In fact, many financial regulators of countries in the European Union have been exploring ways to control the marketing of online trading products and even their trading activities. The regulators have received large numbers of complaints from retail investors regarding brokers who have cheated them. Belgium has gone to the extreme of banning online leveraged trading completely but this has only driven its citizens to unregulated brokers operating from offshore. Germany’s top regulator known as the Federal Financial Supervisory Authority (BaFIN in German) has a rule requiring brokers to ensure that traders cannot lose more money than they had deposited. Holland has also passed a law similar to the one in France.
Most online forex brokers offering services to Europeans are based in the United Kingdom or Cyprus.

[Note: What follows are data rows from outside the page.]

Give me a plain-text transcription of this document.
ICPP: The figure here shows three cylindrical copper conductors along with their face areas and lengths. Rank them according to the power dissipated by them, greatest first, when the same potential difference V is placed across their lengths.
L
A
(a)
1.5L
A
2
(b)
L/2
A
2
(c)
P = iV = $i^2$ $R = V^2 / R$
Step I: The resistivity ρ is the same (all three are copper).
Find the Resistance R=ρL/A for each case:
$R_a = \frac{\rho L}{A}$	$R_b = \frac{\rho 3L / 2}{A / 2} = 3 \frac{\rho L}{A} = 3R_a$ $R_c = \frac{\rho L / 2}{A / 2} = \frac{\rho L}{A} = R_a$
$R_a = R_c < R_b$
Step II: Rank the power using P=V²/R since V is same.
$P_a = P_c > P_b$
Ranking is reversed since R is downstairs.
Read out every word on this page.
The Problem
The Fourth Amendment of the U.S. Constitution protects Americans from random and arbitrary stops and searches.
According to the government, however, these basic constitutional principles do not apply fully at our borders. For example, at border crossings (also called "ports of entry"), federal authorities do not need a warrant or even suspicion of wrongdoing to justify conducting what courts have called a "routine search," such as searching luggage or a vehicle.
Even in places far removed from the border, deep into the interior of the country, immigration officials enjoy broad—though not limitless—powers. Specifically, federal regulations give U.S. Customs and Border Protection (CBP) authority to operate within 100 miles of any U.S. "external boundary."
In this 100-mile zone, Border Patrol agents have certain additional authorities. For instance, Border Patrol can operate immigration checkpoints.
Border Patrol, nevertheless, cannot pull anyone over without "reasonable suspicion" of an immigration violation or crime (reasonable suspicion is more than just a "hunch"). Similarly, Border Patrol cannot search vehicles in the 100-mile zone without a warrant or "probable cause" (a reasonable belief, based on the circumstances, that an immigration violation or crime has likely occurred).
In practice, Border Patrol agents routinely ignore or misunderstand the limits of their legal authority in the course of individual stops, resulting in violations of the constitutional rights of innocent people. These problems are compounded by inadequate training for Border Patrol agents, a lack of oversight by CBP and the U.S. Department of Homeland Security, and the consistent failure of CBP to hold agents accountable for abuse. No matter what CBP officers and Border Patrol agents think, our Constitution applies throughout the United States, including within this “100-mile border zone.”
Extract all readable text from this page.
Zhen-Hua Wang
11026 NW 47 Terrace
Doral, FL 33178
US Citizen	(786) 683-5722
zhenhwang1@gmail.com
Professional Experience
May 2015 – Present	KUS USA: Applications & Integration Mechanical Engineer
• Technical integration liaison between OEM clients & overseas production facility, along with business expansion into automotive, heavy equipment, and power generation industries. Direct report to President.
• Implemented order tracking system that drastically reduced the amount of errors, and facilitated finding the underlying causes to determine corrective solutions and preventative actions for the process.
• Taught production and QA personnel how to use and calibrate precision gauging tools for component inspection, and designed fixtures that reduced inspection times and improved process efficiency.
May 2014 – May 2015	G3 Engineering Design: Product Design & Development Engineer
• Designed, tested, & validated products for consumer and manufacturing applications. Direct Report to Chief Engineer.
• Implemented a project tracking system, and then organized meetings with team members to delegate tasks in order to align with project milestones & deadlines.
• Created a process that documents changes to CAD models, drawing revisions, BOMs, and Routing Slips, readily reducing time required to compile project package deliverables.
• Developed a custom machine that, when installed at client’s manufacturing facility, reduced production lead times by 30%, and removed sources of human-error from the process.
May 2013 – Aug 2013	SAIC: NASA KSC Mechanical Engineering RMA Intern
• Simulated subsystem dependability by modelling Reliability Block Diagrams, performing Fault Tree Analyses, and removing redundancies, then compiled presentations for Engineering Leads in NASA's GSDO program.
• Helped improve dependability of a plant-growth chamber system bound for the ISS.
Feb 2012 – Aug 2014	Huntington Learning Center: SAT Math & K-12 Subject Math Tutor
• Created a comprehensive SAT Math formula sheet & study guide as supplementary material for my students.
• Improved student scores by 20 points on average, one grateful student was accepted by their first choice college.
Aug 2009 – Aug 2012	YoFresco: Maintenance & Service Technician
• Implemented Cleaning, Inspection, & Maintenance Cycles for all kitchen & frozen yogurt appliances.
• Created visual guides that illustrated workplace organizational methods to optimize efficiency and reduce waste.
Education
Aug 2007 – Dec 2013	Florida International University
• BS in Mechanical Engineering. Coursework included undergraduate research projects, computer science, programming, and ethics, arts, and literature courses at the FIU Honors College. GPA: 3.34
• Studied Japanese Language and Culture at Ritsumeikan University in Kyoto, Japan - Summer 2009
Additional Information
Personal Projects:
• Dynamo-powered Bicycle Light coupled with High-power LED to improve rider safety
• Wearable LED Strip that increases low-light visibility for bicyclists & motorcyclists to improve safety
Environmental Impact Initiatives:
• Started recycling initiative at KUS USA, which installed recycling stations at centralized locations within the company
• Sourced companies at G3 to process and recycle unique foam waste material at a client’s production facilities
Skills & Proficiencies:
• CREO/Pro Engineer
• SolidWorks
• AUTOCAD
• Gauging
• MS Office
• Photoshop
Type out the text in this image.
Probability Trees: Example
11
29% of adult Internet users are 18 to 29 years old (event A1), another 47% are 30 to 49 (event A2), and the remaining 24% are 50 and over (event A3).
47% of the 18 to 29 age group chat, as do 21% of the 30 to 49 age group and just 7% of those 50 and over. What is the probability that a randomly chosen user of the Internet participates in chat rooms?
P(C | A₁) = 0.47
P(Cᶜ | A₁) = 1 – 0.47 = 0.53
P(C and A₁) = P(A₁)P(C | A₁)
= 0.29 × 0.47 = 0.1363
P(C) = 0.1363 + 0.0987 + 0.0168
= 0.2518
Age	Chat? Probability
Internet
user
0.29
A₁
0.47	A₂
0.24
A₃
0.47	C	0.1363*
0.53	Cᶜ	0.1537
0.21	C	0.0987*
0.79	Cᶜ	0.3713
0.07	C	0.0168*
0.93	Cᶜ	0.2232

The regulators in both these countries, namely the Financial Conduct Authority (FCA) and the Cyprus Securities and Exchange Commission (CySEC) are planning to keep leverage at a maximum 50x and also to ban deposit bonuses used to attract retail clients to open new accounts or feed existing ones.
The share values of publicly traded brokers have been badly affected by the negative press they have received on account of the customer complaints and the laws restricting their activities. In fact, the loss in market capitalization of these companies has been around $2.4 billion, with a big chunk of the market cap disappearing in the last few months of the previous year. Interestingly, the biggest European brokers reposted good results throughout the year and their trading volumes were unaffected by the unfriendly legislations and rules.
IG Group Holdings plc has released a statement that is no doubt motivated by the clarification from AMF. The company said that the new rules in France would actually give it a competitive advantage in the highly lucrative business. The reason for the company’s confidence is that it is one of the few companies operating in France which has the technical capability to conform to the regulations of the AMF.
It is safe to say that the present regulatory climate in EU countries will hardly affect the volume of trades overall. However, the restrictions will make it very hard for smaller brokers to gain a foothold in the industry that is dominated by larger and well established players since they depend very heavily on aggressive advertising and a strategy that involves providing very high leverage and bonuses to customers. All the same, retail customers do require protection from risky financial products because it is very easy to lose a lot of money on them in a short time.